Avant lui-même, avant son intérêt, avant sa fortune, il aima l’humanité et j’en puis citer un exemple qui le dévoilera. En 1832, il avait été condamné à un an de prison ; on l’enferma à Sainte-Pélagie, où il employa ses loisirs à enseigner la lecture aux détenus ; au bout de six mois, on le relâcha. Ses disciples accoururent : Qu’allons-nous faire ? Le vieux Pacuvius a dit : Patria est ubicumque bene : La patrie est là où l’on se trouve bien. Telle ne fut pas la réponse du Père ; il dit : La patrie est là où l’on a besoin de nous ; et, à la tête de la famille, il partit pour l’Égypte afin d’obtenir de Méhémet-Ali l’autorisation de réunir la Mer-Rouge à la mer Méditerranée. Mettre l’Europe en communication directe avec les Indes par les chemins de fer, les ports, le canal de l’isthme de Suez et les bateaux à vapeur était un projet saint-simonien souvent dénoncé et élaboré dans le Producteur (1825) et dans l’Organisateur (1828)[1]. Des travaux de nivellement furent commencés, le barrage du Nil fut entrepris ; on avait bon espoir, lorsque Méhémet-Ali, endoctriné par le consul-général d’Angleterre, déclara qu’il serait sacrilège d’amener la mer dans le désert que Nabi Mouça (le prophète Moïse) avait traversé.

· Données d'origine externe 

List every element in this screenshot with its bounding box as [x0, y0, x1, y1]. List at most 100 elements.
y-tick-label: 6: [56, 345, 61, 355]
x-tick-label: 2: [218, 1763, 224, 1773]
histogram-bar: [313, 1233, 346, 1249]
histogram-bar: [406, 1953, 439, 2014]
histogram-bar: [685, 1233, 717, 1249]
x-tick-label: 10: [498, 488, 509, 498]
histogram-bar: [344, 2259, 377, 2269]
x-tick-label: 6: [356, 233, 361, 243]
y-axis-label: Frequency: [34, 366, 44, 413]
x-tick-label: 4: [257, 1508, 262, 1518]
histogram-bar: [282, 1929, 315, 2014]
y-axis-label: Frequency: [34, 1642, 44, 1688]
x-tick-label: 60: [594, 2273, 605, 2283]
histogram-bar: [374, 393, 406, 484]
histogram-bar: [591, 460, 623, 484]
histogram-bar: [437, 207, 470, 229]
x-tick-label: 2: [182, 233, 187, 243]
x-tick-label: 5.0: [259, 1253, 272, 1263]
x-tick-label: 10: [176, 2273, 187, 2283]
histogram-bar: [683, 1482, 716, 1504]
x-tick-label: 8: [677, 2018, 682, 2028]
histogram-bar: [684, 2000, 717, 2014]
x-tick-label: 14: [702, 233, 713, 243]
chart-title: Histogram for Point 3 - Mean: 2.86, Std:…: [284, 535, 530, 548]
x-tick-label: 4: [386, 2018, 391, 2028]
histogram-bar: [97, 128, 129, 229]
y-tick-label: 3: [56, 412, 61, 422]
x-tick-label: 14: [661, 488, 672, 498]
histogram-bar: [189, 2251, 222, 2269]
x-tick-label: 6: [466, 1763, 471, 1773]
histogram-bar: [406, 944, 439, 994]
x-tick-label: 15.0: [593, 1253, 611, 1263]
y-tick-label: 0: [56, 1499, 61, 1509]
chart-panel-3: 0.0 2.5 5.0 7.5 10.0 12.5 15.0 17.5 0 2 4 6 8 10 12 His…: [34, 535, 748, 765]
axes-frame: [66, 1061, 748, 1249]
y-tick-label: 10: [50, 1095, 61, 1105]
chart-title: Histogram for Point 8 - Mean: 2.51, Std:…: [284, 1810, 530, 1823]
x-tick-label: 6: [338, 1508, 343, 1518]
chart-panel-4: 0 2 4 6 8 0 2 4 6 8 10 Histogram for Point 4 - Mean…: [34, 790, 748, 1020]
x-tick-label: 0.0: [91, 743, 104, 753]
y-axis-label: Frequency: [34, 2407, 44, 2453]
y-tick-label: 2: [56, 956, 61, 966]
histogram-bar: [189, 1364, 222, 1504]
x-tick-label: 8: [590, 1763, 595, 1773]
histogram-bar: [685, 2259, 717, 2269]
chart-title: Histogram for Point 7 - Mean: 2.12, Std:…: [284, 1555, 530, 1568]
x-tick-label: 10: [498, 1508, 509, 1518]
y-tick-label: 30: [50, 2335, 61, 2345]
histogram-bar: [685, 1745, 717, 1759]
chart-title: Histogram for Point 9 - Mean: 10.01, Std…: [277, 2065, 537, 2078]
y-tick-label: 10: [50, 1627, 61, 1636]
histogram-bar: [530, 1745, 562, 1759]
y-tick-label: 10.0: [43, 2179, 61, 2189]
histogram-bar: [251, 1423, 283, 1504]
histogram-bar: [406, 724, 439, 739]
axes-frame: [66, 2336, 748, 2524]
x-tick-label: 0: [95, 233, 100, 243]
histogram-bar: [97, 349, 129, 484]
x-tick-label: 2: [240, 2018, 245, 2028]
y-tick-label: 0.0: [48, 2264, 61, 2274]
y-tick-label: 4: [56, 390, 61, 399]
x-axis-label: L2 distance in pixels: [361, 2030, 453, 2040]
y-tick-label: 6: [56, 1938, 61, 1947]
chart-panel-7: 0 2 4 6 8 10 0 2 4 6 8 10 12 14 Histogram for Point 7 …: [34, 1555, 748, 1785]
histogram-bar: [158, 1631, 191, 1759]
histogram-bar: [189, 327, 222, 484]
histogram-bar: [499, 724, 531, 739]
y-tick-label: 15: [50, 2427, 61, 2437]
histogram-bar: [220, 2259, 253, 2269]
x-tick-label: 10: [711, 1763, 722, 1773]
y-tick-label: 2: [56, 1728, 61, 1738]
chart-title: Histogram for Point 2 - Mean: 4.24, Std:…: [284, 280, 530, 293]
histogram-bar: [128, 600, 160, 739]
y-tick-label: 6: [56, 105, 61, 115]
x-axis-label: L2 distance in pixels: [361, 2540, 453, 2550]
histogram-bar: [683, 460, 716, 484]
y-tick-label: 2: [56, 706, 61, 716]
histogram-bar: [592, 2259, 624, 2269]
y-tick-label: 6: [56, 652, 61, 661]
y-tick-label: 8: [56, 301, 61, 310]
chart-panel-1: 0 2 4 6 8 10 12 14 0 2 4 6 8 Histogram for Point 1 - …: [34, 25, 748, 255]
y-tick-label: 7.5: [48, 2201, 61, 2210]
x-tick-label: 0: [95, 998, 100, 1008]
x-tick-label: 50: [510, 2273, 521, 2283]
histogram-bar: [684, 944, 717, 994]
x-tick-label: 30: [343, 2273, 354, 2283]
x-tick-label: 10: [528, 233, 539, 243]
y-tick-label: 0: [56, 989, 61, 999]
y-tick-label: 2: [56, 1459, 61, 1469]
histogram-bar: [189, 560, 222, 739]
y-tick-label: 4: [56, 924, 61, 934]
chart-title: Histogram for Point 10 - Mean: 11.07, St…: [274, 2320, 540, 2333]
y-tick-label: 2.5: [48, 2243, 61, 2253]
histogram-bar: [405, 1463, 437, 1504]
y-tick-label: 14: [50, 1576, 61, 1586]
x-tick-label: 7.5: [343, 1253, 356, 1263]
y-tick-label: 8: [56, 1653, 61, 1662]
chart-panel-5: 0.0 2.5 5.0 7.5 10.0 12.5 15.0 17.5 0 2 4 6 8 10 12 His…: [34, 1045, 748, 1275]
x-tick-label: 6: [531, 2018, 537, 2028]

La raison était péremptoire et il fallut se soumettre. Revenu en France, travaillant pour subvenir aux besoins de sa vie, Enfantin n’abandonna jamais le projet qu’il voulait mettre à exécution à l’aide de ses disciples, presque tous anciens élèves de l’École polytechnique, ingénieurs des mines, ingénieurs des ponts et chaussées, hommes du métier en un mot, dont la science et le dévoûment avaient fait leurs preuves. Il fonda la Société d’études du canal de Suez, dans laquelle il donna place et voix délibérative à un ingénieur de chacune des nations d’Europe intéressées à la réunion des deux mers. Sous le gouvernement de Louis-Philippe, sous la seconde république, les essais ne furent pour ainsi dire que platoniques ; mais lorsque la guerre de Crimée, alliant la France à l’Angleterre, eut imposé un devoir de reconnaissance à la Sublime-Porte, l’heure sembla propice pour obtenir du sultan et du vice-roi d’Égypte un firman autorisant le percement de l’isthme de Suez. Enfantin avait quitté Lyon et était venu habiter à Paris, rue Chaptal ; il donnait tous ses soins à cette œuvre, dont la réalisation lui semblait possible ; il avait eu plusieurs entretiens avec Napoléon III, qui avait promis d’appuyer le projet par une action diplomatique ;

  1. Dans ses conversations avec Eckermann, Goethe exprime le désir (24 février 1827) de voir creuser un canal dans l’isthme de Suez, dans l’isthme de Panama, et de voir le Rhin mis en communication avec le Danube. Grâce à l’initiative française, le dernier de ses vœux reste seul à accomplir.